Austin (KXAN) — Tuesday morning, the office of Texas governor Greg Abbott announced $15 million in federal grants will be used to support state law enforcement along the border.
The money stems from $30 million approved by the U.S Department of Homeland Security (DHS) and the Federal Emergency Management Agency (FEMA) to equip law enforcement with “resources they need to confront the complex and dynamic challenges that exist along the Texas border.”
“The state of Texas is committed to utilizing these resources,” said Governor Abbott, while adding that he’s grateful for the partnership Texas has with DHS.
“These grants will provide much-needed support for the men and women of law enforcement who are working to combat the crisis at our southern border,” Abbott said.

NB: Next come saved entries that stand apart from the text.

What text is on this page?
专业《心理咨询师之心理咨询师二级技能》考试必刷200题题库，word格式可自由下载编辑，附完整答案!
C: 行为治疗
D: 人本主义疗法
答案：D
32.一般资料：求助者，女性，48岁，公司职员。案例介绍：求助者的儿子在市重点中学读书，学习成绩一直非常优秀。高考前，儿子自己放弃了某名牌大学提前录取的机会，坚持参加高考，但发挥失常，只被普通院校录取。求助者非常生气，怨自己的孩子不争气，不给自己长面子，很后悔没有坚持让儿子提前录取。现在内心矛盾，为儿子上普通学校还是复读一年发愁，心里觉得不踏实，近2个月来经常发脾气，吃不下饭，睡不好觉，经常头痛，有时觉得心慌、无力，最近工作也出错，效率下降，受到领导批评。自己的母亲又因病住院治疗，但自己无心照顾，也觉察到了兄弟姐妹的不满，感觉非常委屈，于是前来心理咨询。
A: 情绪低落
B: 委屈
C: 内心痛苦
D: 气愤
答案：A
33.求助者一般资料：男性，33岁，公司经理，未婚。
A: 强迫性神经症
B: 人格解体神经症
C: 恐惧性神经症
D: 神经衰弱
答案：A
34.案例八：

50 agencies in Texas will receive money, dispersed through Border Patrol sectors; specifically a long list of county law enforcement could benefit: Bee, Calhoun, Cameron, Dimmit, Duval, El Paso, Hidalgo, Jim Wells, Kinney, Kleberg, Nueces, Presidio, Refugio, Val Verde, Victoria, Webb, Willacy, and Zapata.
Last year DHS/ FEMA allocated more than $30 million to Texas, $10 million more than Texas received the year before.
Back in June, the governor, with Lt. Gov. Dan Patrick and House Speaker Dennis Bonnen, announced 1,000 more Texas national guard troops will be sent to the border to help 1,000 troops already there. These Texas National Guard troops will help U.S. Customs and Border Protection agents at ports of entry and act as security at detention facilities in El Paso and the Rio Grande Valley.
Then, Abbott said, “This effort is focused at reducing the humanitarian crisis at our border — on increasing border protection and security for our communities, and on expediting trade between the United States and Mexico.”
He laid the importance of the effort by saying more than 45,000 people from 52 different countries were apprehended for illegally crossing the border into Texas over three weeks.
Health and safety concerns of people detained at CBP facilities make national headlines daily. Other Texas politicians visited those facilities and called the situation “a mess and a failure of our system” and “a stain on all of our reputations.”